On October 1, the Bank of Mozambique (BdM) has raised concerns about the increasing pressure from the country’s domestic debt, which has surged by 90.3 billion meticais ($1.4 billion) this year, bringing the total to 402.7 billion meticais ($6.2 billion).
“Pressure on domestic public debt remains high,” the central bank stated, noting that this figure excludes loan and lease contracts as well as overdue liabilities. The BdM issued this warning in a report following the ordinary meeting of the Monetary Policy Committee (CPMO) on September 30. Despite the growing debt, the bank noted that international reserves remain at healthy levels, sufficient to cover over five months of imports of goods and services.
Last week, the Mozambique Stock Exchange (BVM) reported that the country successfully issued 609 million meticais ($9.4 million) in Treasury Bonds, maturing in five years. The issuance took place on September 24, with specialized operators in Treasury Bonds submitting proposals. The offer-to-demand ratio reached 22.51%, with total proposals amounting to 1.2 billion meticais.
This issuance represents the 10th series of Treasury Bonds for 2024, targeted at direct subscription by specialized operators, with an authorized ceiling of up to 5.3 billion meticais.

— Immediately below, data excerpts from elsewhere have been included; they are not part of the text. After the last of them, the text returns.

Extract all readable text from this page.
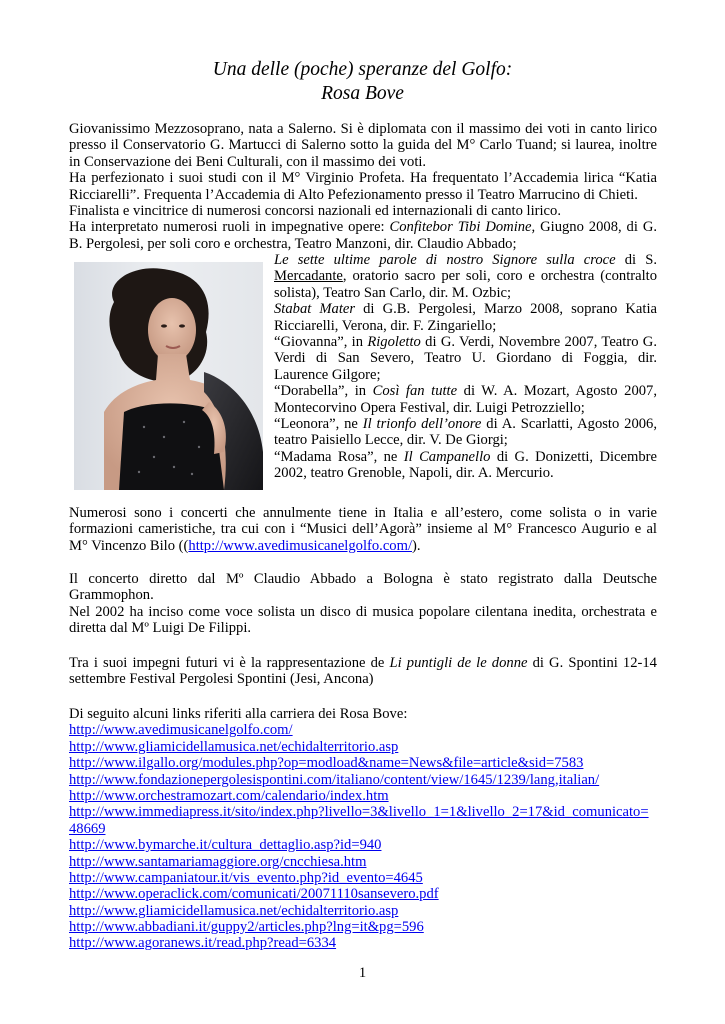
Una delle (poche) speranze del Golfo:
Rosa Bove
Giovanissimo Mezzosoprano, nata a Salerno. Si è diplomata con il massimo dei voti in canto lirico
presso il Conservatorio G. Martucci di Salerno sotto la guida del M° Carlo Tuand; si laurea, inoltre
in Conservazione dei Beni Culturali, con il massimo dei voti.
Ha perfezionato i suoi studi con il M° Virginio Profeta. Ha frequentato l’Accademia lirica “Katia
Ricciarelli”. Frequenta l’Accademia di Alto Pefezionamento presso il Teatro Marrucino di Chieti.
Finalista e vincitrice di numerosi concorsi nazionali ed internazionali di canto lirico.
Ha interpretato numerosi ruoli in impegnative opere: Confitebor Tibi Domine, Giugno 2008, di G.
B. Pergolesi, per soli coro e orchestra, Teatro Manzoni, dir. Claudio Abbado;
Le sette ultime parole di nostro Signore sulla croce di S.
Mercadante, oratorio sacro per soli, coro e orchestra (contralto
solista), Teatro San Carlo, dir. M. Ozbic;
Stabat Mater di G.B. Pergolesi, Marzo 2008, soprano Katia
Ricciarelli, Verona, dir. F. Zingariello;
“Giovanna”, in Rigoletto di G. Verdi, Novembre 2007, Teatro G.
Verdi di San Severo, Teatro U. Giordano di Foggia, dir.
Laurence Gilgore;
“Dorabella”, in Così fan tutte di W. A. Mozart, Agosto 2007,
Montecorvino Opera Festival, dir. Luigi Petrozziello;
“Leonora”, ne Il trionfo dell’onore di A. Scarlatti, Agosto 2006,
teatro Paisiello Lecce, dir. V. De Giorgi;
“Madama Rosa”, ne Il Campanello di G. Donizetti, Dicembre
2002, teatro Grenoble, Napoli, dir. A. Mercurio.
Numerosi sono i concerti che annulmente tiene in Italia e all’estero, come solista o in varie
formazioni cameristiche, tra cui con i “Musici dell’Agorà” insieme al M° Francesco Augurio e al
M° Vincenzo Bilo ((http://www.avedimusicanelgolfo.com/).
Il concerto diretto dal Mº Claudio Abbado a Bologna è stato registrato dalla Deutsche
Grammophon.
Nel 2002 ha inciso come voce solista un disco di musica popolare cilentana inedita, orchestrata e
diretta dal Mº Luigi De Filippi.
Tra i suoi impegni futuri vi è la rappresentazione de Li puntigli de le donne di G. Spontini 12-14
settembre Festival Pergolesi Spontini (Jesi, Ancona)
Di seguito alcuni links riferiti alla carriera dei Rosa Bove:
http://www.avedimusicanelgolfo.com/
http://www.gliamicidellamusica.net/echidalterritorio.asp
http://www.ilgallo.org/modules.php?op=modload&name=News&file=article&sid=7583
http://www.fondazionepergolesispontini.com/italiano/content/view/1645/1239/lang,italian/
http://www.orchestramozart.com/calendario/index.htm
http://www.immediapress.it/sito/index.php?livello=3&livello_1=1&livello_2=17&id_comunicato=
48669
http://www.bymarche.it/cultura_dettaglio.asp?id=940
http://www.santamariamaggiore.org/cncchiesa.htm
http://www.campaniatour.it/vis_evento.php?id_evento=4645
http://www.operaclick.com/comunicati/20071110sansevero.pdf
http://www.gliamicidellamusica.net/echidalterritorio.asp
http://www.abbadiani.it/guppy2/articles.php?lng=it&pg=596
http://www.agoranews.it/read.php?read=6334
1
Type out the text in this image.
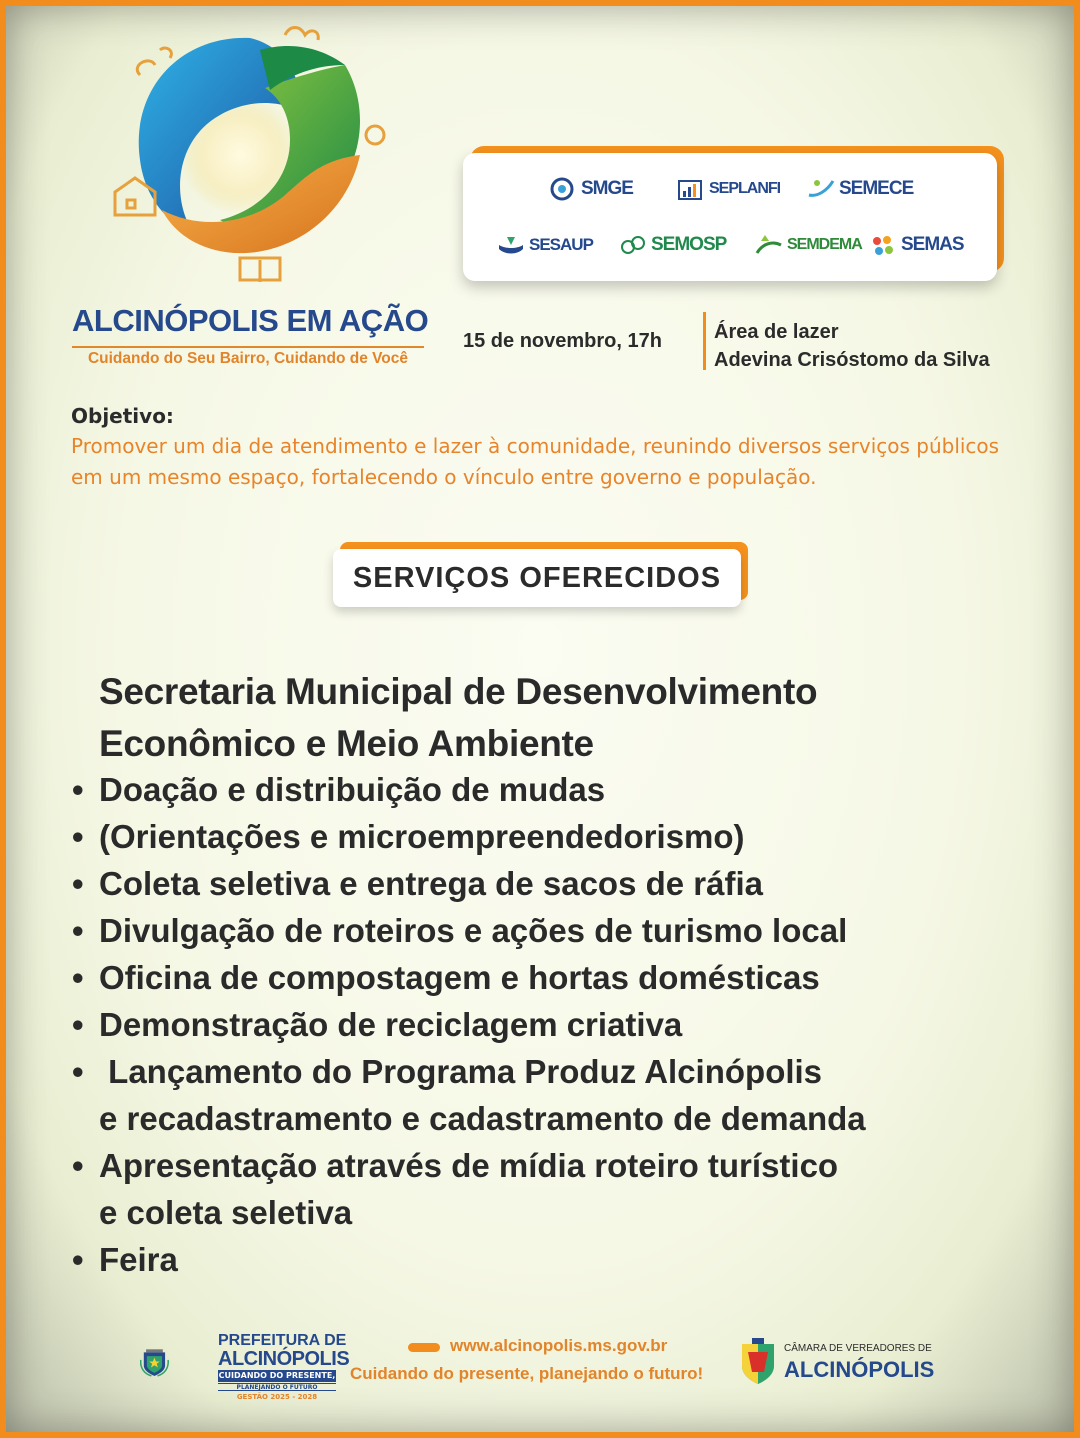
ALCINÓPOLIS EM AÇÃO
Cuidando do Seu Bairro, Cuidando de Você
SMGE	SEPLANFI	SEMECE
SESAUP	SEMOSP	SEMDEMA SEMAS
15 de novembro, 17h	Área de lazer
Adevina Crisóstomo da Silva
Objetivo:
Promover um dia de atendimento e lazer à comunidade, reunindo diversos serviços públicos em um mesmo espaço, fortalecendo o vínculo entre governo e população.
SERVIÇOS OFERECIDOS
Secretaria Municipal de Desenvolvimento Econômico e Meio Ambiente
• Doação e distribuição de mudas
• (Orientações e microempreendedorismo)
• Coleta seletiva e entrega de sacos de ráfia
• Divulgação de roteiros e ações de turismo local
• Oficina de compostagem e hortas domésticas
• Demonstração de reciclagem criativa
•  Lançamento do Programa Produz Alcinópolis
e recadastramento e cadastramento de demanda
• Apresentação através de mídia roteiro turístico
e coleta seletiva
• Feira
PREFEITURA DE
ALCINÓPOLIS
CUIDANDO DO PRESENTE,
PLANEJANDO O FUTURO
GESTÃO 2025 - 2028
www.alcinopolis.ms.gov.br
Cuidando do presente, planejando o futuro!
CÂMARA DE VEREADORES DE
ALCINÓPOLIS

The nominal interest rate is fixed at 15% for the first four semi-annual payments, transitioning to a variable rate for the remaining six payments.
As of May 28, the domestic debt represented 23.7% of the national GDP, primarily composed of Treasury Bills, with a stock of 99.8 billion meticais, Treasury Bonds at 169 billion meticais, and 95.3 billion meticais in advances from the Bank of Mozambique.